Brazzaville place l’adéquation formation-emploi au cœur de sa stratégie
Sous les lustres sobres du centre de conférences du ministère des Affaires étrangères, le Premier ministre Anatole Collinet Makosso a lancé, le 30 juin, les assises nationales consacrées à l’employabilité et à l’entrepreneuriat des étudiants. L’événement, condensé sur quarante-huit heures d’échanges, se veut la traduction concrète d’une recommandation majeure issue des États généraux de l’éducation nationale. En prenant la parole devant un parterre mêlant recteurs, patrons et représentants d’organisations internationales, le chef du gouvernement a esquissé les contours d’un « nouveau pacte » destiné à résorber l’écart persistant entre programmes académiques et besoins du tissu productif national.
Dialogue intensif entre exécutif, universitaires et secteur privé
La première journée a été rythmée par un panel réunissant six membres du gouvernement, parmi lesquels la ministre de l’Enseignement supérieur, le Pr Delphine Edith Emmanuel, et son collègue en charge des PME. Face à eux, des étudiants souvent incisifs ont interrogé la pertinence des réformes déjà engagées. La ministre a reconnu que « la société congolaise est en mutation rapide » et que l’université doit cesser d’être un couloir menant quasi exclusivement à la fonction publique. En filigrane, l’idée d’une gouvernance partagée de l’enseignement supérieur se dégage, où la voix des entreprises et celle des jeunes sont pleinement intégrées aux décisions curriculaires.
Vers de nouveaux curriculums professionnalisants
Point nodal des discussions, la question des maquettes pédagogiques cristallise toutes les attentions. Les doyens de faculté ont exposé les expérimentations pilotes déjà menées, notamment l’introduction de semestres de césure en entreprise et la création de bachelors professionnalisants en logistique portuaire ou en énergies renouvelables. L’objectif affiché par le ministère est de généraliser, dès la rentrée prochaine, une obligation de stage crédité pour chaque cycle de licence. « Il s’agit de passer d’une logique d’enseignement magistral à une logique de compétences démontrées », a insisté le Pr Emmanuel, soulignant l’appui méthodologique de l’Unesco et de l’Agence universitaire de la Francophonie.

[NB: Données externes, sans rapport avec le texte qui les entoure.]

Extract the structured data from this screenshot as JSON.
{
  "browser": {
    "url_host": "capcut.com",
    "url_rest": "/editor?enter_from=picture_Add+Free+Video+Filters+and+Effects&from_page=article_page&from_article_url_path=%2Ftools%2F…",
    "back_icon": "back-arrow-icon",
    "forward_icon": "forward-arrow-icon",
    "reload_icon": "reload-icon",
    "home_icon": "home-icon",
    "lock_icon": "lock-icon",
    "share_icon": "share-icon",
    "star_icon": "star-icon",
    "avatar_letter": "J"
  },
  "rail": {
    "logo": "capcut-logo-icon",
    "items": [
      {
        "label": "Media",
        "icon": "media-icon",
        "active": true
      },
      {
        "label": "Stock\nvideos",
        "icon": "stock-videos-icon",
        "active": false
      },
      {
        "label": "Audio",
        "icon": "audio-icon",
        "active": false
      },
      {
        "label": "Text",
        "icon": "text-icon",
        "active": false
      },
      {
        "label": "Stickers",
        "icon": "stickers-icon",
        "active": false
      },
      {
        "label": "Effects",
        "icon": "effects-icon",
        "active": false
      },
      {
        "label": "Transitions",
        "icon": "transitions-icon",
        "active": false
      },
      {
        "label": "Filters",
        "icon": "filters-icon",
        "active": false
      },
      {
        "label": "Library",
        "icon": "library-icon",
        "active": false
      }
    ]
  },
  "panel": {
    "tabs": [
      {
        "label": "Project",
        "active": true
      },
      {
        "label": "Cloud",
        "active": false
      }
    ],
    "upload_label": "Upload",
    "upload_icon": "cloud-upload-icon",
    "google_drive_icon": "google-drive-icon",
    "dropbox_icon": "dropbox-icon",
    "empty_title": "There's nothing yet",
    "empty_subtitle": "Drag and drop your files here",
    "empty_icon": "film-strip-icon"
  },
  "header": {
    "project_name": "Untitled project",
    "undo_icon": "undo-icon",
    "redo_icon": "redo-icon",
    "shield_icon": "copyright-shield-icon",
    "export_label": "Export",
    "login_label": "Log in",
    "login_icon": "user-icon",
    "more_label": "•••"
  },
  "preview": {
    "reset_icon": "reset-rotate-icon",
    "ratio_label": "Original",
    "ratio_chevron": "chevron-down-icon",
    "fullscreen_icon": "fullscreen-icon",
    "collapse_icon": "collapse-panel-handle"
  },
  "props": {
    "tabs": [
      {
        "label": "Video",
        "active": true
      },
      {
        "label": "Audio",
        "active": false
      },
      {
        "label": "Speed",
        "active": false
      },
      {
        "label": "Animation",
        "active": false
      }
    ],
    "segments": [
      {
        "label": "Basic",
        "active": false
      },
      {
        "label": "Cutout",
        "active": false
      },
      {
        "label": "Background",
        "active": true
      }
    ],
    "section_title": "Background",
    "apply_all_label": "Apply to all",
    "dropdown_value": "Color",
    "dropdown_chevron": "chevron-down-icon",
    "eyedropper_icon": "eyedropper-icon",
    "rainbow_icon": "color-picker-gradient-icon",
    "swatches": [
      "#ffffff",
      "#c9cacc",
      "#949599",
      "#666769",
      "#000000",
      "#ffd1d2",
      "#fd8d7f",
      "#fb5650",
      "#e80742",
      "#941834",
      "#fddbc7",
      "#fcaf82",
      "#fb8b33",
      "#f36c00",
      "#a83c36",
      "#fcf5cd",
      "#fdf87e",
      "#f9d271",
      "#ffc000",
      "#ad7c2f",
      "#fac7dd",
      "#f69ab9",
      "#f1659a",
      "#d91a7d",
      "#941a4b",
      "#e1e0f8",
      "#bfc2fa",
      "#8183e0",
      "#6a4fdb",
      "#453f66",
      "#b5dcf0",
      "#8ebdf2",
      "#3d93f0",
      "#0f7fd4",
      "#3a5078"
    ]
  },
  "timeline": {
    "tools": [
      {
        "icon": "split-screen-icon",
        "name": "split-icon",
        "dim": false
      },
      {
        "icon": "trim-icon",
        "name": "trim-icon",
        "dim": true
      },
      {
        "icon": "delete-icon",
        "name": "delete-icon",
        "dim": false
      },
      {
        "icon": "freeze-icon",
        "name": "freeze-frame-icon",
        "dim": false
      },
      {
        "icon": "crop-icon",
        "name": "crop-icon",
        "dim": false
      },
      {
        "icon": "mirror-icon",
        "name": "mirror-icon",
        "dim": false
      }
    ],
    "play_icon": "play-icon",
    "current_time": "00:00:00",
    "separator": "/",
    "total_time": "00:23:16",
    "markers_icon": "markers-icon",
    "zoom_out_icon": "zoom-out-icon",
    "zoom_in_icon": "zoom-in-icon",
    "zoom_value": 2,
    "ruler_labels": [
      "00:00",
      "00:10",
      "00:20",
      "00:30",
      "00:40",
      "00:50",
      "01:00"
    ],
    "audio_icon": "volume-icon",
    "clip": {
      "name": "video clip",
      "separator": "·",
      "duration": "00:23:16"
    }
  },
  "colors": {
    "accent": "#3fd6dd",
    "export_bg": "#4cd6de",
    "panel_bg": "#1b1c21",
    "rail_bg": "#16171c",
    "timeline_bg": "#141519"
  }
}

Le secteur privé s’engage dans la co-construction des compétences
Présente à la tribune, Nancy Chenard, secrétaire générale de l’Union patronale et interprofessionnelle du Congo, a salué « l’inflexion historique » opérée par les autorités. Elle a annoncé la mise à disposition de deux cents places de stage supplémentaires dès 2025 et l’ouverture de laboratoires d’innovation partagés au sein de grandes entreprises des télécoms et de l’agro-industrie. Plusieurs groupes bancaires se sont également déclarés prêts à soutenir des concours de business plans dotés de micro-financements, histoire de convertir les meilleurs projets étudiants en start-ups viables. Cette dynamique répond à l’appel insistant du Premier ministre en faveur d’un entrepreneuriat juvénile apte à diversifier l’économie nationale.

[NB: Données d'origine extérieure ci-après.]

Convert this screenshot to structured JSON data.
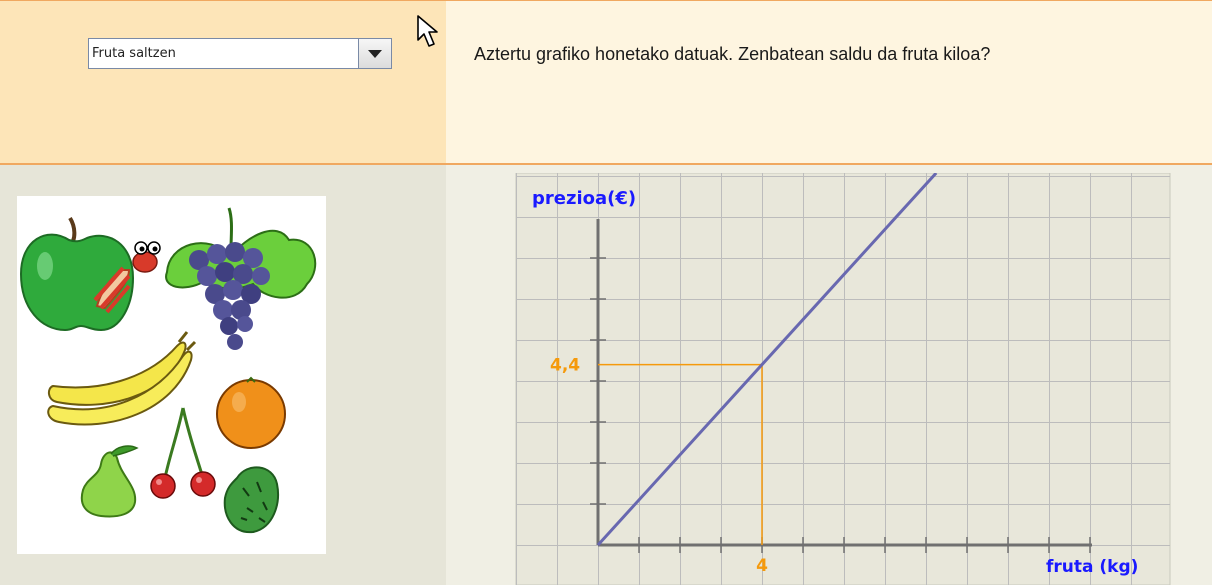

Partenaires internationaux et bailleurs en appui du renouveau académique
La représentante de l’Unesco, Fatoumata Marega, a rappelé que l’enjeu dépasse le seul périmètre congolais : « Toute l’Afrique centrale cherche le modèle qui concilie massification étudiante et insertion professionnelle efficace ». L’agence onusienne accompagne ainsi un audit qualité des universités publiques, tandis que la Banque africaine de développement s’est dite disposée à financer un fonds d’équipement pour les filières scientifiques. Par ailleurs, l’Institut français et la coopération chinoise ont proposé des programmes d’échanges axés sur l’intelligence artificielle appliquée à l’agro-transformation, angle jugé porteur pour l’économie congolaise.
Les étudiants plaident pour une mise en œuvre tangible
Dans les couloirs, Chérubin Ibara, président de l’Union des élèves et étudiants du Congo, confie son optimisme mesuré : « Nous saluons le cap fixé, mais nous serons attentifs aux indicateurs concrets d’ici douze mois ». Parmi les attentes figure la publication rapide d’un calendrier législatif, l’allocation de ressources dédiées au fonds d’amorçage entrepreneurial et la transparence sur les partenariats public-privé. À la clôture, le 1ᵉʳ juillet, un document de synthèse a acté la création d’un comité de suivi trimestriel associant toutes les parties prenantes. En ressort l’idée d’un chemin partagé : celui d’un enseignement supérieur qui, tout en cultivant l’excellence académique, s’arrime résolument aux dynamiques d’un marché du travail congolais appelé à se moderniser.